I have been trying to figure out what to do with Artiscado for years now.
The name came from a flippant comment I made about wanting to produce ‘Artisan Avocados’ using hydroponics on top of skyscrapers when I worked for a luxury appliance brand. I just really liked the phrase and knew that at some point, I would use it for something. Then it got shortened to Artiscado and I’ve sat on that for years.

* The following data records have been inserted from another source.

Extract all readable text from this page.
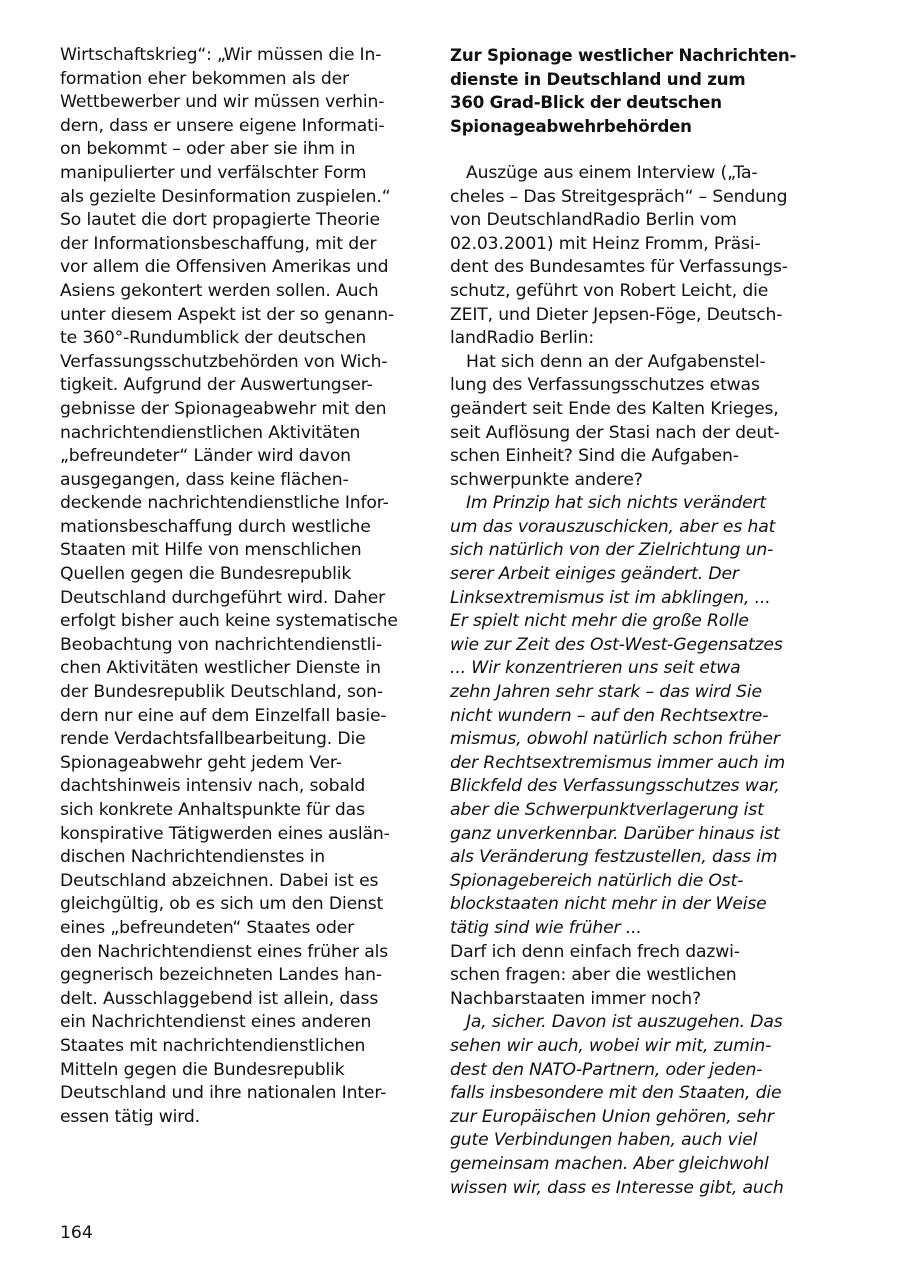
Wirtschaftskrieg“: „Wir müssen die In-
formation eher bekommen als der
Wettbewerber und wir müssen verhin-
dern, dass er unsere eigene Informati-
on bekommt – oder aber sie ihm in
manipulierter und verfälschter Form
als gezielte Desinformation zuspielen.“
So lautet die dort propagierte Theorie
der Informationsbeschaffung, mit der
vor allem die Offensiven Amerikas und
Asiens gekontert werden sollen. Auch
unter diesem Aspekt ist der so genann-
te 360°-Rundumblick der deutschen
Verfassungsschutzbehörden von Wich-
tigkeit. Aufgrund der Auswertungser-
gebnisse der Spionageabwehr mit den
nachrichtendienstlichen Aktivitäten
„befreundeter“ Länder wird davon
ausgegangen, dass keine flächen-
deckende nachrichtendienstliche Infor-
mationsbeschaffung durch westliche
Staaten mit Hilfe von menschlichen
Quellen gegen die Bundesrepublik
Deutschland durchgeführt wird. Daher
erfolgt bisher auch keine systematische
Beobachtung von nachrichtendienstli-
chen Aktivitäten westlicher Dienste in
der Bundesrepublik Deutschland, son-
dern nur eine auf dem Einzelfall basie-
rende Verdachtsfallbearbeitung. Die
Spionageabwehr geht jedem Ver-
dachtshinweis intensiv nach, sobald
sich konkrete Anhaltspunkte für das
konspirative Tätigwerden eines auslän-
dischen Nachrichtendienstes in
Deutschland abzeichnen. Dabei ist es
gleichgültig, ob es sich um den Dienst
eines „befreundeten“ Staates oder
den Nachrichtendienst eines früher als
gegnerisch bezeichneten Landes han-
delt. Ausschlaggebend ist allein, dass
ein Nachrichtendienst eines anderen
Staates mit nachrichtendienstlichen
Mitteln gegen die Bundesrepublik
Deutschland und ihre nationalen Inter-
essen tätig wird.
Zur Spionage westlicher Nachrichten-
dienste in Deutschland und zum
360 Grad-Blick der deutschen
Spionageabwehrbehörden
Auszüge aus einem Interview („Ta-
cheles – Das Streitgespräch“ – Sendung
von DeutschlandRadio Berlin vom
02.03.2001) mit Heinz Fromm, Präsi-
dent des Bundesamtes für Verfassungs-
schutz, geführt von Robert Leicht, die
ZEIT, und Dieter Jepsen-Föge, Deutsch-
landRadio Berlin:
Hat sich denn an der Aufgabenstel-
lung des Verfassungsschutzes etwas
geändert seit Ende des Kalten Krieges,
seit Auflösung der Stasi nach der deut-
schen Einheit? Sind die Aufgaben-
schwerpunkte andere?
Im Prinzip hat sich nichts verändert
um das vorauszuschicken, aber es hat
sich natürlich von der Zielrichtung un-
serer Arbeit einiges geändert. Der
Linksextremismus ist im abklingen, ...
Er spielt nicht mehr die große Rolle
wie zur Zeit des Ost-West-Gegensatzes
... Wir konzentrieren uns seit etwa
zehn Jahren sehr stark – das wird Sie
nicht wundern – auf den Rechtsextre-
mismus, obwohl natürlich schon früher
der Rechtsextremismus immer auch im
Blickfeld des Verfassungsschutzes war,
aber die Schwerpunktverlagerung ist
ganz unverkennbar. Darüber hinaus ist
als Veränderung festzustellen, dass im
Spionagebereich natürlich die Ost-
blockstaaten nicht mehr in der Weise
tätig sind wie früher ...
Darf ich denn einfach frech dazwi-
schen fragen: aber die westlichen
Nachbarstaaten immer noch?
Ja, sicher. Davon ist auszugehen. Das
sehen wir auch, wobei wir mit, zumin-
dest den NATO-Partnern, oder jeden-
falls insbesondere mit den Staaten, die
zur Europäischen Union gehören, sehr
gute Verbindungen haben, auch viel
gemeinsam machen. Aber gleichwohl
wissen wir, dass es Interesse gibt, auch
164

This space used to be a place for me to talk about ‘issues’ or things that mattered or were current in the zeitgeist. It’s not that I grew weary about talking about what mattered to me…I appreciated those that followed me and those that wanted to hear what I had to say but really, I don’t think I knew what was really me. Yes, was it important to talk about climate change and human rights, of course but outside of writing about it, I wasn’t attending protests or lobbying. I was just giving my opinion. And I don’t know why but suddenly I just felt the need to stop. I couldn’t find my voice. Personal trauma in my own life adding to this feeling of having no voice or a voice that no one really wanted to hear and so I became quiet and wrapped in my own bubble. My bubble that was my life with my two small babies. My two boys and my husband.
and until now…I had no clue what to do with Artiscado. I thought it may remain completely dormant.
Then I became a mum and lost myself completely in my boys and everything that being a mum meant. One of the things that I stopped being was ‘creative’.